After our night out at the Stag and Pheasant the previous week, and her Joel revelation, I felt even more certain that we should stick together. Men, it seemed, couldn’t be trusted. Even Joel – a man I thought was kind and dependable – was really a predator waiting for the right time to pounce. We sat up late most evenings discussing women’s rights. ‘Why do men think it’s okay to pat your arse and call you “darling”?’ she said, hugging her knees, the sleeves of her chunky jumper pulled over her hands. ‘It’s 1980 not 1950.’

She was so right-on. So modern. So different from me: I had lived there, in the back of beyond, for the last three years.

And she was so easy to live with. She seemed to sense when I wanted it to be just you and me, tactfully staying in her room or going for a walk to the village. She’d managed to procure a second-hand sewing-machine – a bulky old Singer with a foot pedal – which she set up in the little room across the hall. I’d often hear its whirr as she ran up patterns, or mended her jeans with patches. She wanted to make you a pretty summer dress and came home one day with a roll of printed yellow fabric. You were delighted at the prospect. She was capable and self-sufficient, with all these useful practical skills, and I admired her for that.

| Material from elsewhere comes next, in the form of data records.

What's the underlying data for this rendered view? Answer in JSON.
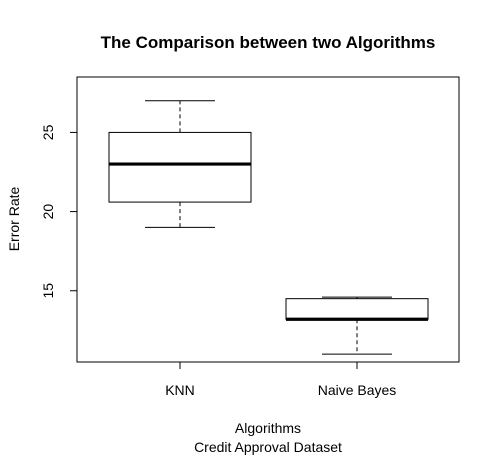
{
  "chart_data": {
    "type": "boxplot",
    "title": "The Comparison between two Algorithms",
    "xlabel": "Algorithms",
    "xlabel_sub": "Credit Approval Dataset",
    "ylabel": "Error Rate",
    "ylim": [
      10.5,
      28.5
    ],
    "yticks": [
      15,
      20,
      25
    ],
    "ytick_labels": [
      "15",
      "20",
      "25"
    ],
    "categories": [
      "KNN",
      "Naive Bayes"
    ],
    "boxes": [
      {
        "category": "KNN",
        "whisker_low": 19,
        "q1": 20.6,
        "median": 23,
        "q3": 25,
        "whisker_high": 27
      },
      {
        "category": "Naive Bayes",
        "whisker_low": 11,
        "q1": 13.2,
        "median": 13.2,
        "q3": 14.5,
        "whisker_high": 14.6
      }
    ],
    "box_fill": "#ffffff",
    "line_color": "#000000",
    "grid": false,
    "legend": "none"
  }
}
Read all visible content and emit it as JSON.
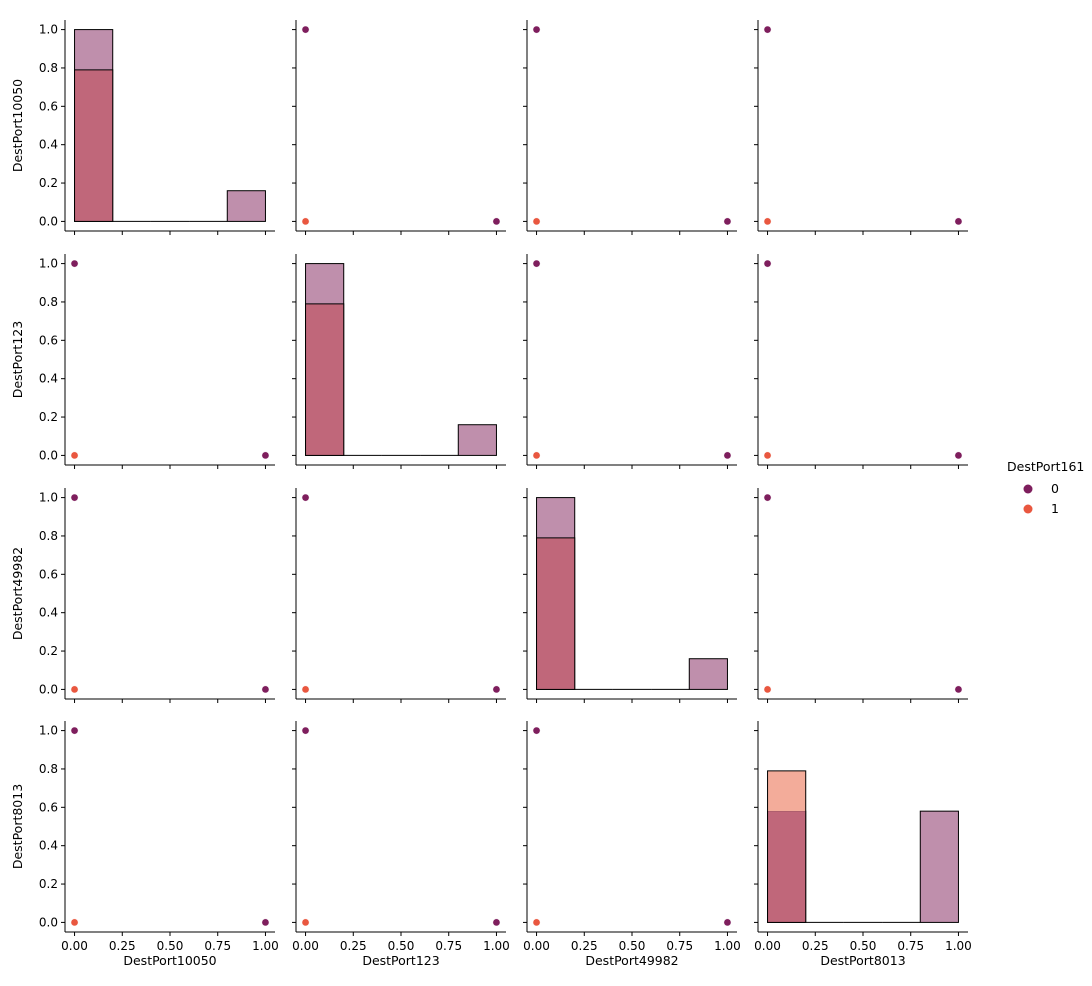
{
  "chart_data": {
    "type": "pairplot",
    "variables": [
      "DestPort10050",
      "DestPort123",
      "DestPort49982",
      "DestPort8013"
    ],
    "hue": {
      "title": "DestPort161",
      "levels": [
        "0",
        "1"
      ],
      "colors": [
        "#7e1e5d",
        "#e9573f"
      ],
      "hist_fill_colors": [
        "#bf8fac",
        "#f3ac9a"
      ],
      "overlap_color": "#c0677a"
    },
    "axis_range": [
      -0.05,
      1.05
    ],
    "ticks": [
      0.0,
      0.2,
      0.4,
      0.6,
      0.8,
      1.0
    ],
    "tick_labels": [
      "0.0",
      "0.2",
      "0.4",
      "0.6",
      "0.8",
      "1.0"
    ],
    "x_ticks": [
      0.0,
      0.25,
      0.5,
      0.75,
      1.0
    ],
    "x_tick_labels": [
      "0.00",
      "0.25",
      "0.50",
      "0.75",
      "1.00"
    ],
    "hist_bins": [
      0.0,
      0.2,
      0.4,
      0.6,
      0.8,
      1.0
    ],
    "diagonal_histograms": [
      {
        "variable": "DestPort10050",
        "hue0": [
          1.0,
          0,
          0,
          0,
          0.16
        ],
        "hue1": [
          0.79,
          0,
          0,
          0,
          0
        ]
      },
      {
        "variable": "DestPort123",
        "hue0": [
          1.0,
          0,
          0,
          0,
          0.16
        ],
        "hue1": [
          0.79,
          0,
          0,
          0,
          0
        ]
      },
      {
        "variable": "DestPort49982",
        "hue0": [
          1.0,
          0,
          0,
          0,
          0.16
        ],
        "hue1": [
          0.79,
          0,
          0,
          0,
          0
        ]
      },
      {
        "variable": "DestPort8013",
        "hue0": [
          0.58,
          0,
          0,
          0,
          0.58
        ],
        "hue1": [
          0.79,
          0,
          0,
          0,
          0
        ]
      }
    ],
    "scatter_points": [
      {
        "x": 0,
        "y": 1,
        "hue": "0"
      },
      {
        "x": 1,
        "y": 0,
        "hue": "0"
      },
      {
        "x": 0,
        "y": 0,
        "hue": "1"
      }
    ],
    "legend": {
      "title": "DestPort161",
      "entries": [
        "0",
        "1"
      ],
      "position": "right"
    }
  }
}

It was a cold winter, February even worse than January. Ice crusted the grass and fog rolled over the woods so that they were barely visible from your bedroom window. It unnerved me, made me concerned about who could be watching the house. Daphne must have felt the same: one evening when you were in bed and we were standing in the kitchen, smoking and huddled against the range for warmth, she said, ‘It’s strange.’ Her gaze went to the window as she exhaled a plume of smoke. She’d been at work that day – she refused to give up her cleaning job just because Joel had made a move on her. ‘To think this place could be our sanctuary or our undoing.’

Her words chilled me. ‘What do you mean?’

She turned her gaze on me, intense and unnerving. ‘We think we’re safe hiding here, away from the world, away from danger, but the danger could be here anyway. Trapped in this place, with us.’

I’d never told her I was hiding but it was like she knew. That she could sense it. Perhaps because she was doing the same.

‘In this house?’ I asked, puzzled and a little freaked out. What was she trying to say?

‘No, in this village. We can’t escape it, Rose. Don’t you see?’

I stubbed out my cigarette and wrapped my arms around myself. ‘Don’t say that,’ I said, in a small, frightened voice.